Decorative Art

A piece of art can be decorative or collectable or both. A piece of decorative art is something that is solely intended to be displayed to compliment a room. A piece of collectable art is artwork that will likely maintain or increase in value. I've spoken with other artists and collectors who will judge and label artwork as purely decorative and I have sometimes begged to differ.

It seemed to me that artwork sometimes get pigeonholed. Not always, but it does happen. Sometimes artists will call a piece of artwork decorative if the creator's pieces were being acquired and used to decorate their home.

This does not mean the artwork is purely decorative. In fact, no one can be 100% sure that a piece of original artwork will always be purely decorative art.

Collecting and decorating with art is a very personal choice. An interior decorator may be mostly concerned with decorating or staging a home or room whereas an art collector or enthusiast may select artwork solely based on how collectible the piece is. Or, someone may decorate with collectable artwork. People often buy artwork based on emotion. Someone may fall in love with a print of an unknown because it evokes an emotion within them that is enjoyable. Or it may match their couch.

original artwork - abstract painting - THE LAST CONTINENT by Osnat

Using artwork for purely decorative purposes is an art in and of itself. Staging a room can be tremendous joy. Rooms can be staged by color or theme. Rooms can be decorated to produce feelings of excitement, peace and calm, mindfulness, or any emotion including the bittersweet feelings of nostalgia. Decorating with art can help define a room's purpose.

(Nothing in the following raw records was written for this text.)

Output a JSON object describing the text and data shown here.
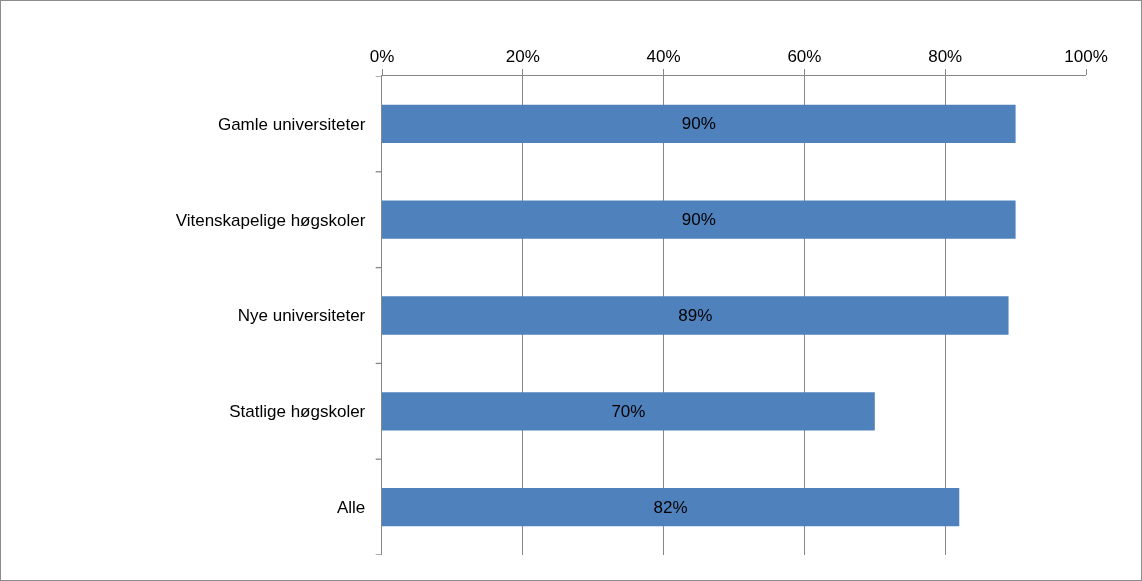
{
  "chart_data": {
    "type": "bar",
    "orientation": "horizontal",
    "categories": [
      "Gamle universiteter",
      "Vitenskapelige høgskoler",
      "Nye universiteter",
      "Statlige høgskoler",
      "Alle"
    ],
    "values": [
      90,
      90,
      89,
      70,
      82
    ],
    "value_labels": [
      "90%",
      "90%",
      "89%",
      "70%",
      "82%"
    ],
    "color": "#4f81bd",
    "xlim": [
      0,
      100
    ],
    "xticks": [
      {
        "value": 0,
        "label": "0%"
      },
      {
        "value": 20,
        "label": "20%"
      },
      {
        "value": 40,
        "label": "40%"
      },
      {
        "value": 60,
        "label": "60%"
      },
      {
        "value": 80,
        "label": "80%"
      },
      {
        "value": 100,
        "label": "100%"
      }
    ],
    "grid": "x"
  }
}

Did you ever consider that the artist who creates the piece of art you love is a healer? Decorating with artwork is healing. Sitting in a room with a lovely piece of artwork to gaze at can quiet or excite the mind and stimulate the body's chemistry. Did you ever consider that artists are chemists? When we have feelings we release powerful hormones such as endorphins. The next time you consider adding a piece of artwork to your collection, think about how the piece makes you feel. Does it excite you? Does it make you feel at peace? Does it remind you of a fond memory? At this point, when one experiences the benefits of feeling good, collectability means little. When a piece can elicit both emotion and potential increase in value this is a bonus.